Sales for home & family segment for the fourth quarter decreased 1.7% to $605.5 million from $616.1 million in the prior-year quarter. Office products sales for declined 3.8% to $411.2 million from $427.3 million in the same quarter last year. Tools, hardware & commercial products sales for the quarter totaled $403.7 million, down 1.1% from $408.1 million in the year-ago quarter.

Geographically, sales in the U.S. dropped 3.8% to $939.7 million from last year, Canada contributed $87.7 million to total sales, down 6.9% from a year ago. Sales from Europe, Middle East, and Africa was $230.3 million, up 1,5% from the year-ago quarter. In Latin America, sales grew 12.9% year-over-year to $73.5 million. Asia Pacific sales edged up 0.8% to $89.2 million from the prior-year quarter.

Other Metrics

Gross margin for the fourth quarter rose 20.9% to $525.8 million from $434.8 million in the prior-year quarter, and gross margin percentage climbed 700 basis points to 37.0% from last year's 30.0%, primarily reflecting positive impact from product line exits, pricing and lower input costs.

Selling, general and administrative expenses were $383.5 million or 27.0% of sales, up from $354.5 million or 24.4% of sales, in the comparable quarter a year ago. Restructuring charges for the quarter were $13 million, compared to $19 million last year. The prior-year quarter included $299.4 million of impairment charges.

Operating income for the quarter was $129.3 million, compared to a loss of $238.1 million in the prior-year quarter, while excluding charges it was $142.3 million or 10.0% of sales, sharply up from $80.3 million or 5.5% of sales, in the year-ago quarter.

Capital expenditure for the quarter totaled $45.6 million, down from $35.7 million in the year-ago quarter. The company ended the fourth quarter with cash and cash equivalents of $278.3 million, compared to $275.4 million at end of the prior-year quarter.
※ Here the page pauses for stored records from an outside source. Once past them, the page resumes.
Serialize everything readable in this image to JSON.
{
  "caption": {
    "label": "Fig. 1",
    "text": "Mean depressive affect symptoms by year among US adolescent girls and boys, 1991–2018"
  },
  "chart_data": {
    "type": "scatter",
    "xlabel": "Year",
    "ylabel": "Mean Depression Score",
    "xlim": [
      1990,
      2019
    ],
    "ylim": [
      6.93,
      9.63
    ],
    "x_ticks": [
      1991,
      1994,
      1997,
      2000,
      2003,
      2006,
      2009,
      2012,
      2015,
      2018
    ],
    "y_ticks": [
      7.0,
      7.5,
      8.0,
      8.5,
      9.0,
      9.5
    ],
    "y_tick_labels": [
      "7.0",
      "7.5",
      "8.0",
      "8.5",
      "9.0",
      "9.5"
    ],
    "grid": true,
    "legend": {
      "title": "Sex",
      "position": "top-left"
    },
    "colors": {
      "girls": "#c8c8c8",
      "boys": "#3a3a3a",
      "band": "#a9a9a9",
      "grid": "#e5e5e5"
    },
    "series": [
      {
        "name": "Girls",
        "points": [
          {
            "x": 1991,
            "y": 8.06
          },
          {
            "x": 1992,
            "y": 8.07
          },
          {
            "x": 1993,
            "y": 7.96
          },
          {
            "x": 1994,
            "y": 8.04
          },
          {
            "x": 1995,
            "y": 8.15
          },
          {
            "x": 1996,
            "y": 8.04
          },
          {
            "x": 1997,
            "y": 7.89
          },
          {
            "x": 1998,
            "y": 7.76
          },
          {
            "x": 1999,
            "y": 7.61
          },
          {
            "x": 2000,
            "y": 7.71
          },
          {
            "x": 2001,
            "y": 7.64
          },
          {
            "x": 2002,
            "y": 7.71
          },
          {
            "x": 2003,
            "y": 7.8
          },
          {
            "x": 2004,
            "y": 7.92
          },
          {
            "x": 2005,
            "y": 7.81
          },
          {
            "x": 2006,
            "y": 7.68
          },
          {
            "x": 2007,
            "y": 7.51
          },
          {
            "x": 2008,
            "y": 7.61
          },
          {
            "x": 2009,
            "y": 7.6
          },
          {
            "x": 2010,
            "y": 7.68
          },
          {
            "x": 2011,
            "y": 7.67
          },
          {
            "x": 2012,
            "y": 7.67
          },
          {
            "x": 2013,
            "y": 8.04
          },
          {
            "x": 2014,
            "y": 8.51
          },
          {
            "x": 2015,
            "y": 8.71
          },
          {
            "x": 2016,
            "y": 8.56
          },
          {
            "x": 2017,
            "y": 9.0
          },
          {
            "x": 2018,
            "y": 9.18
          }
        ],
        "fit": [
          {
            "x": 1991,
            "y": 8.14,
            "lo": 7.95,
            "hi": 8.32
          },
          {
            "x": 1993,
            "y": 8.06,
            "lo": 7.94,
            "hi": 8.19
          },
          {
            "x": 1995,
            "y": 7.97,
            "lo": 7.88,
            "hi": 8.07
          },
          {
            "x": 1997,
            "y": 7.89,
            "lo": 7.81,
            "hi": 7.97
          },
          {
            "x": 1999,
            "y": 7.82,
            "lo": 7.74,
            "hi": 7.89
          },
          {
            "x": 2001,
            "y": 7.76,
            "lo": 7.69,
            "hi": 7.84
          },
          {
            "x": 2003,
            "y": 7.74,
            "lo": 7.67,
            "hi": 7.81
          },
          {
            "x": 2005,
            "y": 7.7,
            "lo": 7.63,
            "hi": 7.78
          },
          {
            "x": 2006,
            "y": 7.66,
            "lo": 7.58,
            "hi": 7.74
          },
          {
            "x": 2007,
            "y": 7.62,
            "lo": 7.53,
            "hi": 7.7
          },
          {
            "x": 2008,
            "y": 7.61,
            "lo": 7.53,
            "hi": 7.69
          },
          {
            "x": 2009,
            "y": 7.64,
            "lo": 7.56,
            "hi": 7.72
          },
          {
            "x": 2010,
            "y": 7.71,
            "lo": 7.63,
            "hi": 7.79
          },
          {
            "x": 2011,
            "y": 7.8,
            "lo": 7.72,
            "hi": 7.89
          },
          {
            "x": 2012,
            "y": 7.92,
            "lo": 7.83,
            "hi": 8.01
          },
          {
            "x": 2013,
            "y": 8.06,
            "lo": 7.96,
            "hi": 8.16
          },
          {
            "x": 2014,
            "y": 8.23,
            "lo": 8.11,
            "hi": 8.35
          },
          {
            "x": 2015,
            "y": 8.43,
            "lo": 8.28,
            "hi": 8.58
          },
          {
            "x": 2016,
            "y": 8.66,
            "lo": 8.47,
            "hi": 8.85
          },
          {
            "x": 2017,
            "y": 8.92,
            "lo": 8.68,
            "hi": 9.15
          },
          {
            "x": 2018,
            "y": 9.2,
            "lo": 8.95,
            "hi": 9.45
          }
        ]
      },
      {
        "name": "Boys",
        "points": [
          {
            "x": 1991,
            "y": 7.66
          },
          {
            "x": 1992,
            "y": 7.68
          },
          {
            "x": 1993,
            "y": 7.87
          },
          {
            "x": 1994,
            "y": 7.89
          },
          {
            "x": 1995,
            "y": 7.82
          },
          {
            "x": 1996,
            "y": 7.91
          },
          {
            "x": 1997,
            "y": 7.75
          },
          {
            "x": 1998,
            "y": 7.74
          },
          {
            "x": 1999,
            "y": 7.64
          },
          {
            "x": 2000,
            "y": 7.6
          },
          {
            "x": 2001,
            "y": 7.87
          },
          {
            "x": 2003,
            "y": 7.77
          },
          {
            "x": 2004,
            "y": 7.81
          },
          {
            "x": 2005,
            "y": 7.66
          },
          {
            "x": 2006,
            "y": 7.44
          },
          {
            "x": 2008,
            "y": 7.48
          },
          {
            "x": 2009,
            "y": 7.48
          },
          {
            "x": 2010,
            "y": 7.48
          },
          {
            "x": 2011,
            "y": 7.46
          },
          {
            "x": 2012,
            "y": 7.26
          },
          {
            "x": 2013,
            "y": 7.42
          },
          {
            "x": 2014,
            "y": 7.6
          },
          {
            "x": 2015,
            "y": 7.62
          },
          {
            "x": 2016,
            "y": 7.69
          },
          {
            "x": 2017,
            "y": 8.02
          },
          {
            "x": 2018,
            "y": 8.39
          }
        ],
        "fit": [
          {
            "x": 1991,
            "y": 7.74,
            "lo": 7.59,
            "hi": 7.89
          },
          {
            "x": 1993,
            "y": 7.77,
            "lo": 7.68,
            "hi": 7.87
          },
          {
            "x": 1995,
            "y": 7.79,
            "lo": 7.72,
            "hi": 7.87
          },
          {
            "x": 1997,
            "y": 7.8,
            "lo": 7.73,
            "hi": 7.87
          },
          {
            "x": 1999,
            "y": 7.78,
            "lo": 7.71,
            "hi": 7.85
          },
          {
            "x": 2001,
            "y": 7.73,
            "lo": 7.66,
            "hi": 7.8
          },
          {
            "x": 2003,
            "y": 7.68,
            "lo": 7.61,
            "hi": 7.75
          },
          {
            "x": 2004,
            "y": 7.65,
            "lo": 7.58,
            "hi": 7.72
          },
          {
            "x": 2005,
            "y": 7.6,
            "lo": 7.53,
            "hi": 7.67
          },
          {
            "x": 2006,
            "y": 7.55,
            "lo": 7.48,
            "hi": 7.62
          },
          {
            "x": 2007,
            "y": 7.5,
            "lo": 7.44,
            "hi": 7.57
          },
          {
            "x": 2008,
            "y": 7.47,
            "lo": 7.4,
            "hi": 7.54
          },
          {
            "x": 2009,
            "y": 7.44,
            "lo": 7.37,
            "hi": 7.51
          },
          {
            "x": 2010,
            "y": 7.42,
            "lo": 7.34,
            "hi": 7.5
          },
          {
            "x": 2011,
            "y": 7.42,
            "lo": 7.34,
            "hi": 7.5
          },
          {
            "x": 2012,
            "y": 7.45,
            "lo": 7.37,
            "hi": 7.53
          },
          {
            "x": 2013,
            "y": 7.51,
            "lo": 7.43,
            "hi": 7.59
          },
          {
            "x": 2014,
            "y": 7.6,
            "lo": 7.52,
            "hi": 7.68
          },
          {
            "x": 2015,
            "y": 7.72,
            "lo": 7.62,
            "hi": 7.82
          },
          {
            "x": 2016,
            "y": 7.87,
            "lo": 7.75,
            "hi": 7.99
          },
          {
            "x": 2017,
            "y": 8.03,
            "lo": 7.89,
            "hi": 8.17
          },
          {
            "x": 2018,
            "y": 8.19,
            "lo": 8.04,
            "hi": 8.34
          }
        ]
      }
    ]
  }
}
Last month, Newell appointed Juan Figuereo as executive vice president and chief financial officer. Figuereo succeeded Patrick Robinson, who had announced his plan to retire from the position. Figuereo most recently served as executive vice president and finance chief of Cott Corp., Inc. (COT), a supplier of retailer-branded soft drinks. Prior to joining Cott, Figuereo served as vice president of mergers & acquisitions at Wal-Mart International (WMT).

Full-Year Highlights

For fiscal 2009, the company reported net income of $285.5 million or $0.97 per share, compared to a net loss was $52.3 million or $0.18 per share reported in fiscal 2008.

Excluding items, normalized earnings for the year grew to $369.3 million or $1.31 per share from $338.7 million or $1.21 per share in the previous year. Analysts expected the company to report earnings or $1.32 per share for fiscal 2009.
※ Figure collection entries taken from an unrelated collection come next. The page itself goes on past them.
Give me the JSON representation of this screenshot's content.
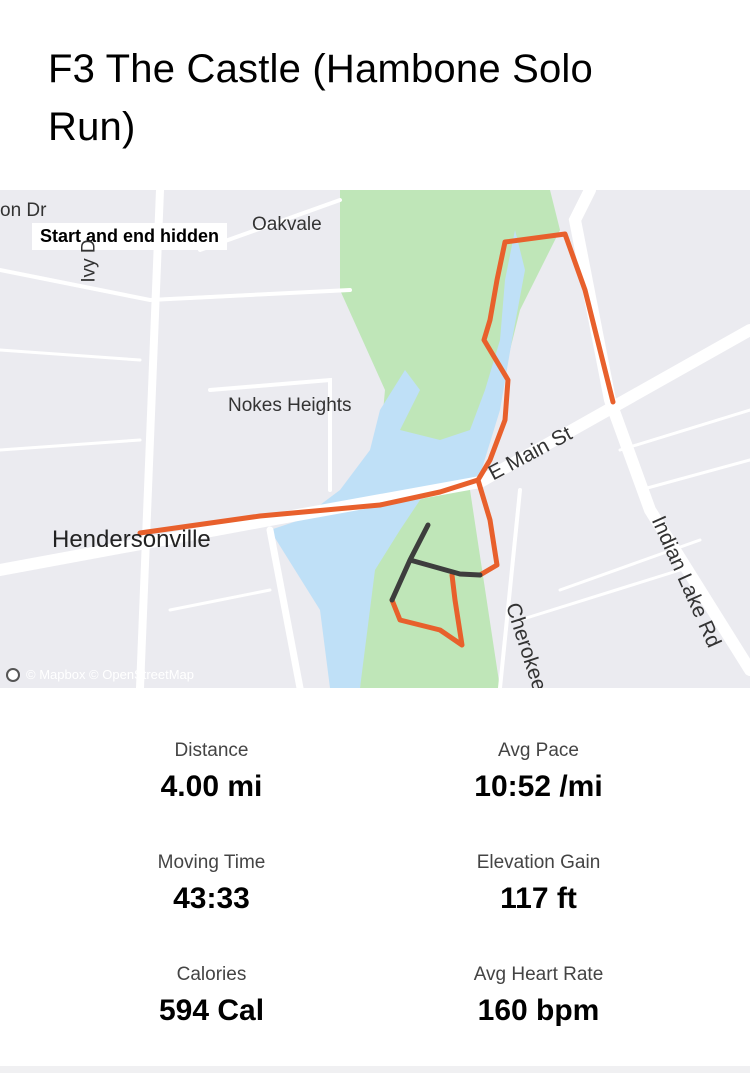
{
  "title": "F3 The Castle (Hambone Solo Run)",
  "map": {
    "privacy_badge": "Start and end hidden",
    "labels": {
      "oakvale": "Oakvale",
      "nokes": "Nokes Heights",
      "hendersonville": "Hendersonville",
      "main_st": "E Main St",
      "indian_lake": "Indian Lake Rd",
      "cherokee": "Cherokee",
      "ivy": "Ivy D",
      "top_left": "on Dr"
    },
    "attribution": "© Mapbox © OpenStreetMap",
    "colors": {
      "route": "#e8602c",
      "hidden_route": "#3d3d3d",
      "water": "#bfe0f7",
      "park": "#bfe6b8",
      "land": "#ebebf0"
    }
  },
  "stats": [
    {
      "label": "Distance",
      "value": "4.00 mi"
    },
    {
      "label": "Avg Pace",
      "value": "10:52 /mi"
    },
    {
      "label": "Moving Time",
      "value": "43:33"
    },
    {
      "label": "Elevation Gain",
      "value": "117 ft"
    },
    {
      "label": "Calories",
      "value": "594 Cal"
    },
    {
      "label": "Avg Heart Rate",
      "value": "160 bpm"
    }
  ]
}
Net sales for the full-year 2009 declined 13.8% to $5.58 billion from $6.47 billion in the full year 2008. The Street was looking for full-year 2009 revenues of 5.56 billion.

Looking Ahead.....

"The combination of top line sales stabilization and outstanding margin performance allowed us to ramp up strategic spending in the fourth quarter in order to drive growth in 2010. We look forward to capitalizing on the progress we've made in the implementation of our strategy as we enter 2010 with a stronger portfolio that is more responsive to consumer understanding, product innovation and brand marketing," Ketchum added.

For fiscal 2010, the company expects earnings in a range of $1.15 to $1.25 per share, and normalized earnings in the range of $1.35 to $1.45 per share, including an estimated $0.04 to $0.05 per share unfavorable currency impact. Analysts currently expect full-year 2010 earnings of $1.47 per share.
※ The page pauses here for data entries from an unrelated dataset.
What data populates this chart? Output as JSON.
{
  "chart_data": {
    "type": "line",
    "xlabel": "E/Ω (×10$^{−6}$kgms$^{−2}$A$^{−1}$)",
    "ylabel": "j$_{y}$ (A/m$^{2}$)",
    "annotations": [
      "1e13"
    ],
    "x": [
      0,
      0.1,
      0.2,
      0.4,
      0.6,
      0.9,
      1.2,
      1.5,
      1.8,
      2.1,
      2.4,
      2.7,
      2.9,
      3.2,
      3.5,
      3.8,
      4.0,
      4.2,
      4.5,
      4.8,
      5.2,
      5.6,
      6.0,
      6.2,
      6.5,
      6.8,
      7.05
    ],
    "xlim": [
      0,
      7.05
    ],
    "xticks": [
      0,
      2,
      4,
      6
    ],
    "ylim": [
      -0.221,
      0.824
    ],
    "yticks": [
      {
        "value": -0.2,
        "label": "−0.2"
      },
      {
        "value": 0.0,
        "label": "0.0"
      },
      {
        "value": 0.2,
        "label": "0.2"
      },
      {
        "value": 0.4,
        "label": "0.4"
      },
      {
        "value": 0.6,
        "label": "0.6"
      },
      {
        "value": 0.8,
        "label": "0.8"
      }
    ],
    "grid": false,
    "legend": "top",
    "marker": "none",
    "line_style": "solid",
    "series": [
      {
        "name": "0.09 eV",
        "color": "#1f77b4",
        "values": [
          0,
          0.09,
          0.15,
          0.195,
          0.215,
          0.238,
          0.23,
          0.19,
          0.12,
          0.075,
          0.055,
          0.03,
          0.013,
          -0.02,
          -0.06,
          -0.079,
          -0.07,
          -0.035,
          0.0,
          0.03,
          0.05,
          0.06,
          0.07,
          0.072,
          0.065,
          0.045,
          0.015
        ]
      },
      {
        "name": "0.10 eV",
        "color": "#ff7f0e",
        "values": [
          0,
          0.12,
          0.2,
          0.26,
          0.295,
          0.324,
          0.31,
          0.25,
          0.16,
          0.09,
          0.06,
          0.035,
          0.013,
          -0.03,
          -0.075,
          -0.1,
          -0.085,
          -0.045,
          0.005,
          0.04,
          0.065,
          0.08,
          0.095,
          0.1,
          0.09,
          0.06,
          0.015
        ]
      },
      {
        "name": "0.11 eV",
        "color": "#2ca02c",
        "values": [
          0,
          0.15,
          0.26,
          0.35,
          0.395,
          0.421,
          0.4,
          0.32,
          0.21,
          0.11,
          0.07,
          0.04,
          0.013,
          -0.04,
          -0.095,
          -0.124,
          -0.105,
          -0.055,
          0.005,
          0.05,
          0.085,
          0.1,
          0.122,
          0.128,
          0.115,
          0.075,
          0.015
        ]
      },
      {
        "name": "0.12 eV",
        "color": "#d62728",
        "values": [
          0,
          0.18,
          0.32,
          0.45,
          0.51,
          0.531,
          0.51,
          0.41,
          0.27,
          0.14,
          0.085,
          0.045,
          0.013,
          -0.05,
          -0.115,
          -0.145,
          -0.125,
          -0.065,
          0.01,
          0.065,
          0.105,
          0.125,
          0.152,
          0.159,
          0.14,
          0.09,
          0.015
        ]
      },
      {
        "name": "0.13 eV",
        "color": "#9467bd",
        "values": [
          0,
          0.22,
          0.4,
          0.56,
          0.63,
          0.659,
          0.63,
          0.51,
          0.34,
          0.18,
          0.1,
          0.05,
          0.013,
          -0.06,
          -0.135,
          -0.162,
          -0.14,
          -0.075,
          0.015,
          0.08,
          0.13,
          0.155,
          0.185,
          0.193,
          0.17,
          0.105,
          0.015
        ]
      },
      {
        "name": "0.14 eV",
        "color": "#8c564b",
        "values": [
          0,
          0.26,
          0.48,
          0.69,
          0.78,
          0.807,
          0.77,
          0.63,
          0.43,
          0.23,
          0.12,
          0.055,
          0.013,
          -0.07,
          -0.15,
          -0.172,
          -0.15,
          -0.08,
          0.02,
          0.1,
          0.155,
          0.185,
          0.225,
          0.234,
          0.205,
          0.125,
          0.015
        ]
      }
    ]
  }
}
The company also projects core sales to increase in the low single digits in fiscal 2010, along with a 2% decline from planned product exits and a slightly positive impact from foreign currency. Gross margin is anticipated to improve 75 to 100 basis points, and capital expenditures are anticipated at about $160 million.

Stock Quote

NWL closed Thursday's regular trading session at $14.20, down $0.12 on a volume of 4.60 million shares, higher than the three-month average volume of 3.29 million shares. In the past 52-week period, the stock has been trading in a broad range of $4.51 to $16.10.